Unconventional producers in northern British Columbia (BC) are facing premium pipeline tolls to connect their wells to TransCanada Corp.’s western supply collection grid, Nova Gas Transmission Ltd. (NGTL).
The new NGTL rate package sets a surcharge of 10 cents/Mcf on the North Montney Mainline (NMML) underway across 305 kilometers (183 miles) of BC for C$1.6 billion ($1.2 billion).
NGTL has asked the National Energy Board (NEB) to approve the plan by June, in time to collect the surcharge when NMML construction is finished and the line starts to flow 1.4 Bcf/d of natural gas in September from the Montney formation.
The surcharge would cover 73% of the new line’s cost, according to the NGTL rate application. The remainder would go into rolled-in rates paid by all shippers using the 25,500-kilometer (15,500-mile) NGTL pipeline network in Alberta and elsewhere in BC.
The NMML only has 11 shippers. However, their additions to NGTL’s flows would help all customers by spreading costs thinner over higher total traffic, the rate application stated.
NGTL projected annual benefits of C$62-70 million ($46-52 million). The growth region served by the NMML has an estimated 85 Tcf of reserves.
Extending the grid into the BC region by building the NMML across the industry frontier west of the Canadian leg in the Alaska Highway is a natural and necessary addition to supplies, according to NGTL’s application.

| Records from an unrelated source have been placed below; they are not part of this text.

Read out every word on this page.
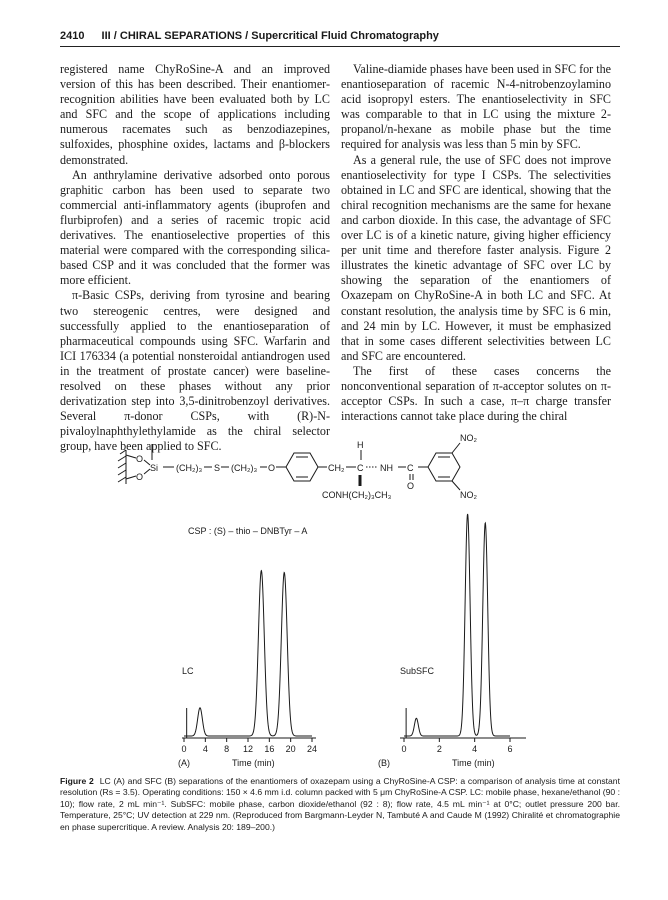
2410 III / CHIRAL SEPARATIONS / Supercritical Fluid Chromatography

registered name ChyRoSine-A and an improved version of this has been described. Their enantiomer-recognition abilities have been evaluated both by LC and SFC and the scope of applications including numerous racemates such as benzodiazepines, sulfoxides, phosphine oxides, lactams and β-blockers demonstrated.

An anthrylamine derivative adsorbed onto porous graphitic carbon has been used to separate two commercial anti-inflammatory agents (ibuprofen and flurbiprofen) and a series of racemic tropic acid derivatives. The enantioselective properties of this material were compared with the corresponding silica-based CSP and it was concluded that the former was more efficient.

π-Basic CSPs, deriving from tyrosine and bearing two stereogenic centres, were designed and successfully applied to the enantioseparation of pharmaceutical compounds using SFC. Warfarin and ICI 176334 (a potential nonsteroidal antiandrogen used in the treatment of prostate cancer) were baseline-resolved on these phases without any prior derivatization step into 3,5-dinitrobenzoyl derivatives. Several π-donor CSPs, with (R)-N-pivaloylnaphthylethylamide as the chiral selector group, have been applied to SFC.

Valine-diamide phases have been used in SFC for the enantioseparation of racemic N-4-nitrobenzoylamino acid isopropyl esters. The enantioselectivity in SFC was comparable to that in LC using the mixture 2-propanol/n-hexane as mobile phase but the time required for analysis was less than 5 min by SFC.

As a general rule, the use of SFC does not improve enantioselectivity for type I CSPs. The selectivities obtained in LC and SFC are identical, showing that the chiral recognition mechanisms are the same for hexane and carbon dioxide. In this case, the advantage of SFC over LC is of a kinetic nature, giving higher efficiency per unit time and therefore faster analysis. Figure 2 illustrates the kinetic advantage of SFC over LC by showing the separation of the enantiomers of Oxazepam on ChyRoSine-A in both LC and SFC. At constant resolution, the analysis time by SFC is 6 min, and 24 min by LC. However, it must be emphasized that in some cases different selectivities between LC and SFC are encountered.

The first of these cases concerns the nonconventional separation of π-acceptor solutes on π-acceptor CSPs. In such a case, π–π charge transfer interactions cannot take place during the chiral

O
O
Si (CH₂)₃ S (CH₂)₃ O	CH₂
H
C NH C
O
CONH(CH₂)₃CH₃
NO₂
NO₂
CSP : (S) – thio – DNBTyr – A
LC
0 4 8 12 16 20 24
(A)	Time (min)
SubSFC
0	2	4	6
(B)	Time (min)
Figure 2 LC (A) and SFC (B) separations of the enantiomers of oxazepam using a ChyRoSine-A CSP: a comparison of analysis time at constant resolution (Rs = 3.5). Operating conditions: 150 × 4.6 mm i.d. column packed with 5 μm ChyRoSine-A CSP. LC: mobile phase, hexane/ethanol (90 : 10); flow rate, 2 mL min⁻¹. SubSFC: mobile phase, carbon dioxide/ethanol (92 : 8); flow rate, 4.5 mL min⁻¹ at 0°C; outlet pressure 200 bar. Temperature, 25°C; UV detection at 229 nm. (Reproduced from Bargmann-Leyder N, Tambuté A and Caude M (1992) Chiralité et chromatographie en phase supercritique. A review. Analysis 20: 189–200.)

Gas supply has depleted and has to be replaced at an annual rate of 2.4 Bcf/d in aging production areas served by the established grid, NGTL said. “Connecting the prolific North Montney supply area to the NGTL system will ensure that the Western Canada Sedimentary Basin is able to compete successfully.”
The NMML toll surcharge grew out of industry and government concerns, echoed by the NEB’s construction approval, that only charging the unconventional gas pioneers the same rates as the rest of the NGTL system would be “cross-subsidization” of a BC minority.